Em 2012, quando ainda era vice-presidente da República, Michel Temer lançou o livro Anônima Intimidade, uma coletânea de poemas originalmente rabiscados em guardanapos de papel em voos entre Brasília e São Paulo.
“Cada escrito representava meu interior se exteriorizando”, conta o autor na introdução, para pouco depois avisar: “Esta é obra de ficção. Qualquer semelhança comigo ou com terceiros é mera coincidência”.

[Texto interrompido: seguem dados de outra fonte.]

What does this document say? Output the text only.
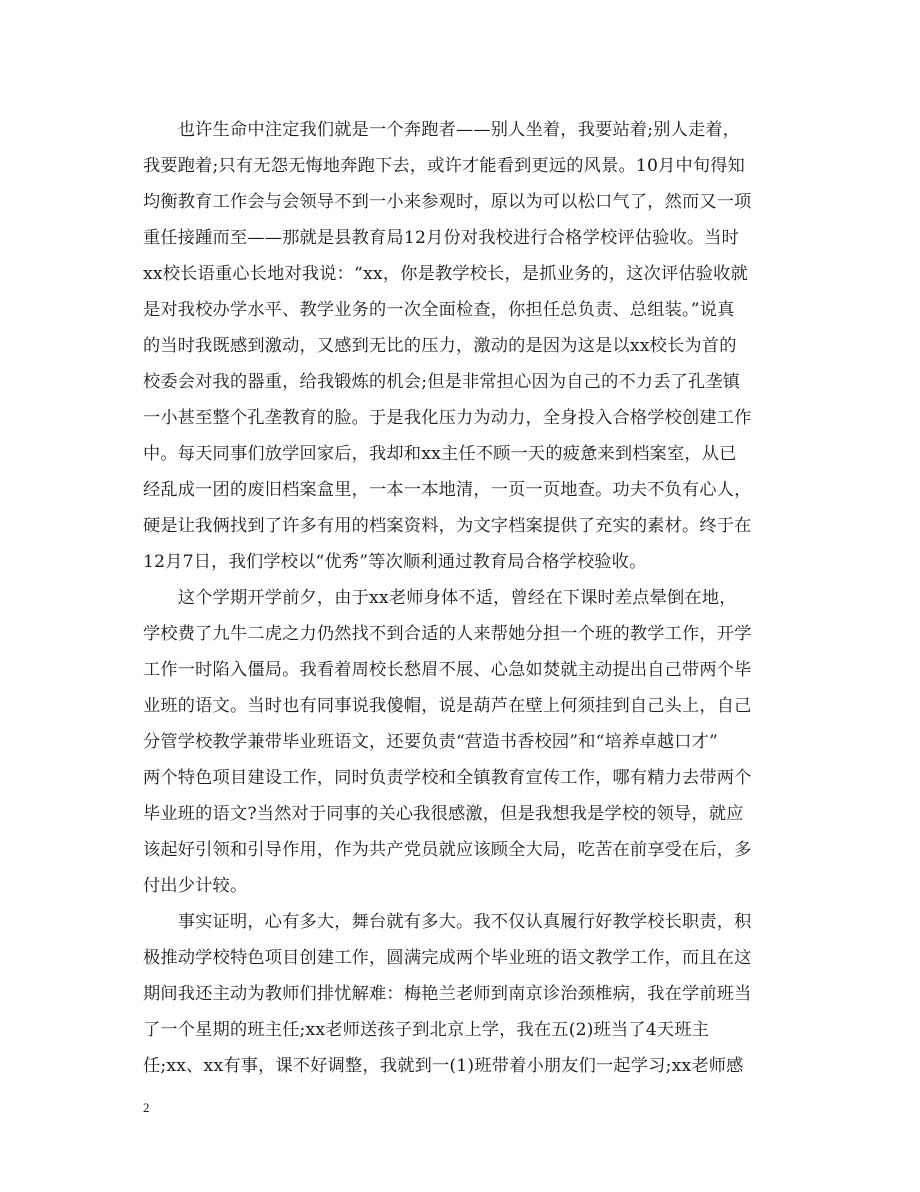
　　也许生命中注定我们就是一个奔跑者——别人坐着，我要站着;别人走着，
我要跑着;只有无怨无悔地奔跑下去，或许才能看到更远的风景。10月中旬得知
均衡教育工作会与会领导不到一小来参观时，原以为可以松口气了，然而又一项
重任接踵而至——那就是县教育局12月份对我校进行合格学校评估验收。当时
xx校长语重心长地对我说：“xx，你是教学校长，是抓业务的，这次评估验收就
是对我校办学水平、教学业务的一次全面检查，你担任总负责、总组装。”说真
的当时我既感到激动，又感到无比的压力，激动的是因为这是以xx校长为首的
校委会对我的器重，给我锻炼的机会;但是非常担心因为自己的不力丢了孔垄镇
一小甚至整个孔垄教育的脸。于是我化压力为动力，全身投入合格学校创建工作
中。每天同事们放学回家后，我却和xx主任不顾一天的疲惫来到档案室，从已
经乱成一团的废旧档案盒里，一本一本地清，一页一页地查。功夫不负有心人，
硬是让我俩找到了许多有用的档案资料，为文字档案提供了充实的素材。终于在
12月7日，我们学校以“优秀”等次顺利通过教育局合格学校验收。
　　这个学期开学前夕，由于xx老师身体不适，曾经在下课时差点晕倒在地，
学校费了九牛二虎之力仍然找不到合适的人来帮她分担一个班的教学工作，开学
工作一时陷入僵局。我看着周校长愁眉不展、心急如焚就主动提出自己带两个毕
业班的语文。当时也有同事说我傻帽，说是葫芦在壁上何须挂到自己头上，自己
分管学校教学兼带毕业班语文，还要负责“营造书香校园”和“培养卓越口才”
两个特色项目建设工作，同时负责学校和全镇教育宣传工作，哪有精力去带两个
毕业班的语文?当然对于同事的关心我很感激，但是我想我是学校的领导，就应
该起好引领和引导作用，作为共产党员就应该顾全大局，吃苦在前享受在后，多
付出少计较。
　　事实证明，心有多大，舞台就有多大。我不仅认真履行好教学校长职责，积
极推动学校特色项目创建工作，圆满完成两个毕业班的语文教学工作，而且在这
期间我还主动为教师们排忧解难：梅艳兰老师到南京诊治颈椎病，我在学前班当
了一个星期的班主任;xx老师送孩子到北京上学，我在五(2)班当了4天班主
任;xx、xx有事，课不好调整，我就到一(1)班带着小朋友们一起学习;xx老师感
2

Quatro anos depois da publicação, Temer assumiu a presidência beneficiado pelo impeachment da titular, Dilma Rousseff. Flagrado numa conversa pouco republicana com o empresário Joesley Batista, passou os últimos dois meses lutando para se manter no cargo, até agora com sucesso. Mas a cada dia se vê mais ameaçado pelo presidente da Câmara dos Deputados, Rodrigo Maia (DEM-RJ), o próximo nome da linha sucessória, que oficialmente ainda é seu aliado.
Depois de tudo o que aconteceu desde a publicação de Anônima Intimidade, versos que antes não passavam de escritos confessionais – conforme comentou um crítico à Gazeta do Povo – ganharam ares de premonição.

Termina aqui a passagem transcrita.